Her case to Republicans largely centers on electability, arguing that while both she and Kobach are conservative, she can win – a dig at Kobach’s loss to Kelly in the 2018 governor’s race and his defeat in the 2020 U.S. Senate GOP primary.

“As chief legal advocate for our state as attorney general, it’s important that we have a fighter who wins,” Warren said.

Mattivi has promised a straightforward approach to the job and has emphasized his experience as a prosecutor.

“If you’re OK with the idea of your chief law enforcement official being a politician, there are two wonderful and capable, qualified politicians in this room for you to choose from,” Mattivi said at the debate, referring to Kobach and Warren.

Still, like Kobach and Warren, he argues attorneys general can play a significant role in fighting the Biden administration. Attorneys general can be “the best line of defense” against overreach, he said.

Whoever wins the Republican primary will likely face Democrat Chris Mann, a former police officer and local prosecutor in Wyandotte County. Mann, who began campaigning last summer but officially filed for office on Thursday, indicated he would move away from politically-tinged lawsuits – not a surprising position for a Democrat who would enter office under a Democratic presidential administration.

“I want to go back to the basics of public safety and not partisan political games,” Mann said.

Mann left open the possibility of lawsuits challenging the federal government, saying that “no matter who the president is, I’ll stand up when there’s something not constitutional or not right for Kansas,” but promised to keep “severe partisan politics” out of the office.

A more politically-charged Kansas Attorney General’s Office would mark a further rupture with how the office was run just a few decades ago. Carla Stovall Steckline, a Republican who was attorney general from 1995 until 2003, said in an interview this week she couldn’t recall suing the federal government, even though Democratic President Bill Clinton was in office for the first part of her tenure.

“The attorneys general always prided themselves on not being political, on not stressing whether you were a Republican or a Democrat or what your political view was,” Steckline said. “It was about justice, enforcing the law, consumer protection, criminal prosecution, those kinds of things.”

Steckline’s successor, Republican Phill Kline, took the office in a much more hard-edged direction, however. He unsuccessfully attempted to prosecute Wichita abortion provider George Tiller, who was later murdered.
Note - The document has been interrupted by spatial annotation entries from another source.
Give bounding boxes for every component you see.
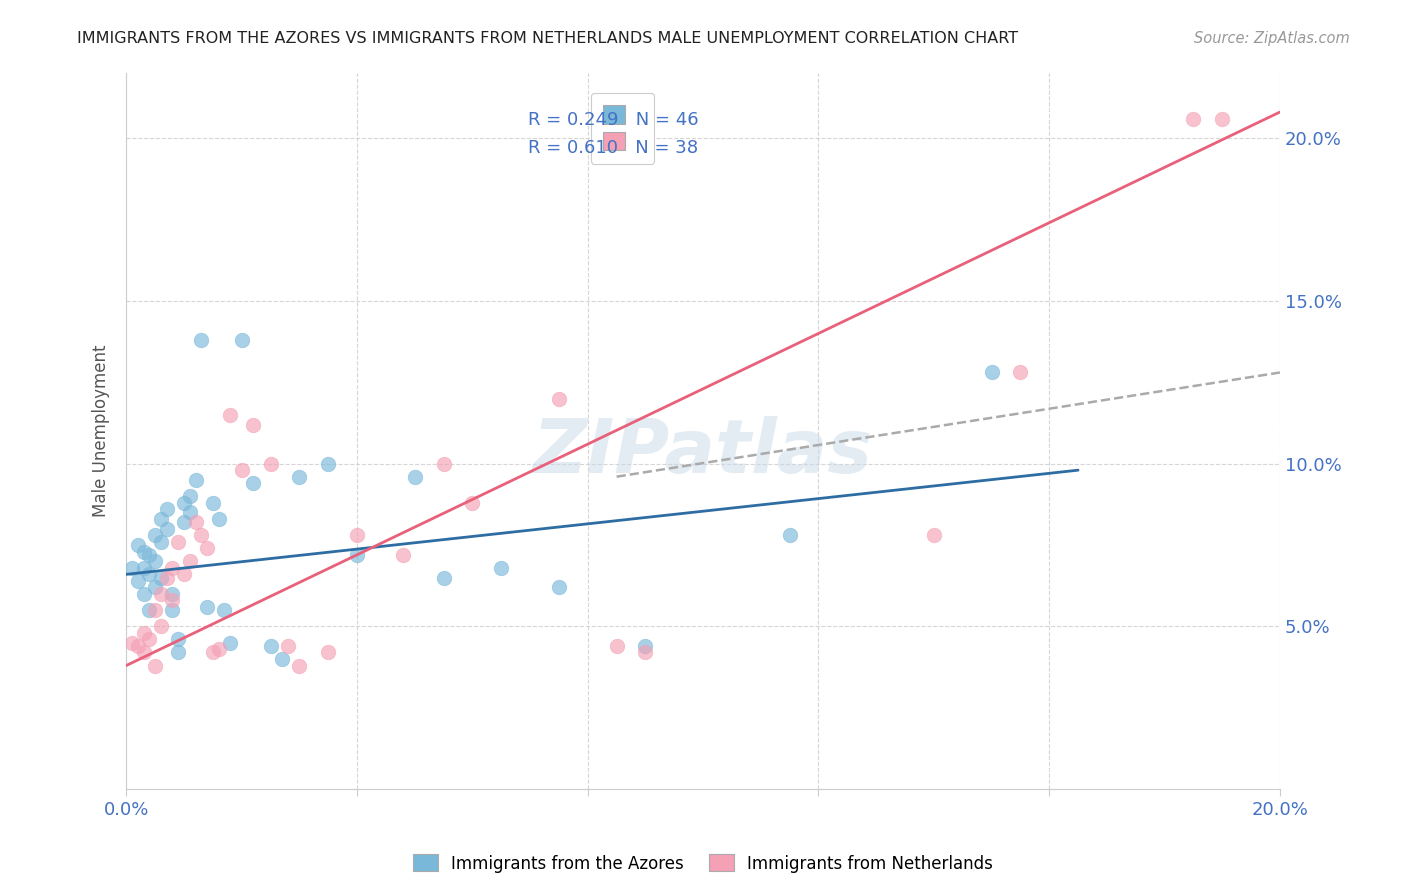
Point [167,645,190,659]
Text: R = 0.610   N = 38: R = 0.610 N = 38 [527,139,697,157]
Point [432,457,454,471]
Point [190,333,212,347]
Point [184,515,207,529]
Point [127,574,149,588]
Point [346,528,368,542]
Point [980,366,1002,380]
Point [195,599,218,614]
Point [404,469,426,483]
Point [149,619,172,633]
Point [138,548,160,562]
Point [138,567,160,582]
Point [162,561,184,575]
Point [162,603,184,617]
Point [316,645,339,659]
Point [346,548,368,562]
Point [316,457,339,471]
Text: R = 0.249   N = 46: R = 0.249 N = 46 [527,111,699,128]
Point [392,548,415,562]
Point [231,463,253,477]
Point [162,587,184,601]
Point [271,652,294,666]
Point [149,571,172,585]
Point [149,534,172,549]
Point [121,636,143,650]
Point [143,528,166,542]
Point [432,571,454,585]
Point [179,506,201,520]
Point [156,502,179,516]
Point [127,639,149,653]
Point [242,417,264,432]
Point [207,512,229,526]
Point [548,580,571,594]
Point [489,561,512,575]
Point [1010,366,1032,380]
Text: ZIPatlas: ZIPatlas [533,416,873,489]
Point [162,593,184,607]
Point [214,603,236,617]
Point [922,528,945,542]
Point [461,496,484,510]
Point [143,580,166,594]
Point [138,632,160,647]
Point [219,636,242,650]
Point [634,639,657,653]
Point [121,561,143,575]
Point [149,512,172,526]
Point [143,554,166,568]
Point [634,645,657,659]
Point [201,496,224,510]
Point [173,567,195,582]
Legend: Immigrants from the Azores, Immigrants from Netherlands: Immigrants from the Azores, Immigrants f… [406,847,1000,880]
Point [173,496,195,510]
Point [1182,112,1205,126]
Point [259,457,281,471]
Point [173,515,195,529]
Point [127,538,149,552]
Point [179,489,201,503]
Point [548,392,571,406]
Point [167,534,190,549]
Point [184,473,207,487]
Point [132,561,155,575]
Point [201,645,224,659]
Point [219,408,242,422]
Point [138,603,160,617]
Point [149,587,172,601]
Point [606,639,628,653]
Point [143,658,166,673]
Point [156,522,179,536]
Point [190,528,212,542]
Point [779,528,801,542]
Point [132,626,155,640]
Point [207,642,229,657]
Point [242,476,264,491]
Point [132,544,155,558]
Y-axis label: Male Unemployment: Male Unemployment [93,345,110,517]
Point [231,333,253,347]
Point [288,658,311,673]
Legend:  ,  : , [591,93,654,164]
Text: Source: ZipAtlas.com: Source: ZipAtlas.com [1194,31,1350,46]
Point [277,639,299,653]
Point [167,632,190,647]
Point [195,541,218,556]
Point [1211,112,1233,126]
Point [132,645,155,659]
Point [288,469,311,483]
Text: IMMIGRANTS FROM THE AZORES VS IMMIGRANTS FROM NETHERLANDS MALE UNEMPLOYMENT CORR: IMMIGRANTS FROM THE AZORES VS IMMIGRANTS… [77,31,1018,46]
Point [143,603,166,617]
Point [132,587,155,601]
Point [179,554,201,568]
Point [259,639,281,653]
Point [156,571,179,585]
Kline’s law license was eventually suspended indefinitely over ethical lapses related to his investigation of abortions.

Democrat Paul Morrison, who defeated Kline in 2006, suffered his own scandal. He resigned in 2007 after it became public he had an affair with an office administrator in the Johnson County District Attorney’s Office. Before becoming attorney general, Morrison had been the Johnson County district attorney.

Morrison was the last Democrat to win an election for Kansas attorney general.
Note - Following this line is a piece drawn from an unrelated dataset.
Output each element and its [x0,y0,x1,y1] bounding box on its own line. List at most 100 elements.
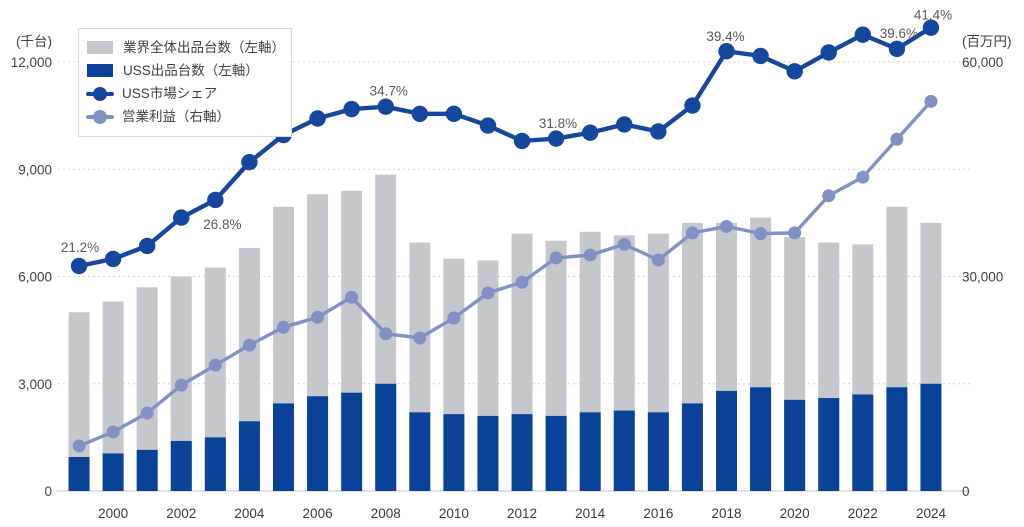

Attorney general a ‘policy’ position

Steckline said an overwhelming focus on federal litigation now risks undermining the office’s core functions. Steckline, now a Florida resident, said she hasn’t endorsed or donated to anyone in the race.

Tierney cautioned that the rhetoric from candidates may not ultimately affect the operations of the office, however.

“You’re seeing a lot of smoke,” Tierney said. “If one of these three people gets elected, they’ll hire two or three people to go sue the president all the time. I don’t know how you can sue any more often than they already doing … but will it actually affect the people of Kansas? Probably not.”

Warren said the attorney general is now a policy-driven position, even if that wasn’t always the case.

“It may be, you know, 20-30 years ago it was more prosecutor, but you know what? The office has expert prosecutors in it. The attorney general does not go to court and litigate every case,” Warren said during the debate, a response to Mattivi, who has promised to personally prosecute cases. “If you are, you’re ignoring the other 11 divisions of the office.”

“The attorney general directs and runs policy,” she added.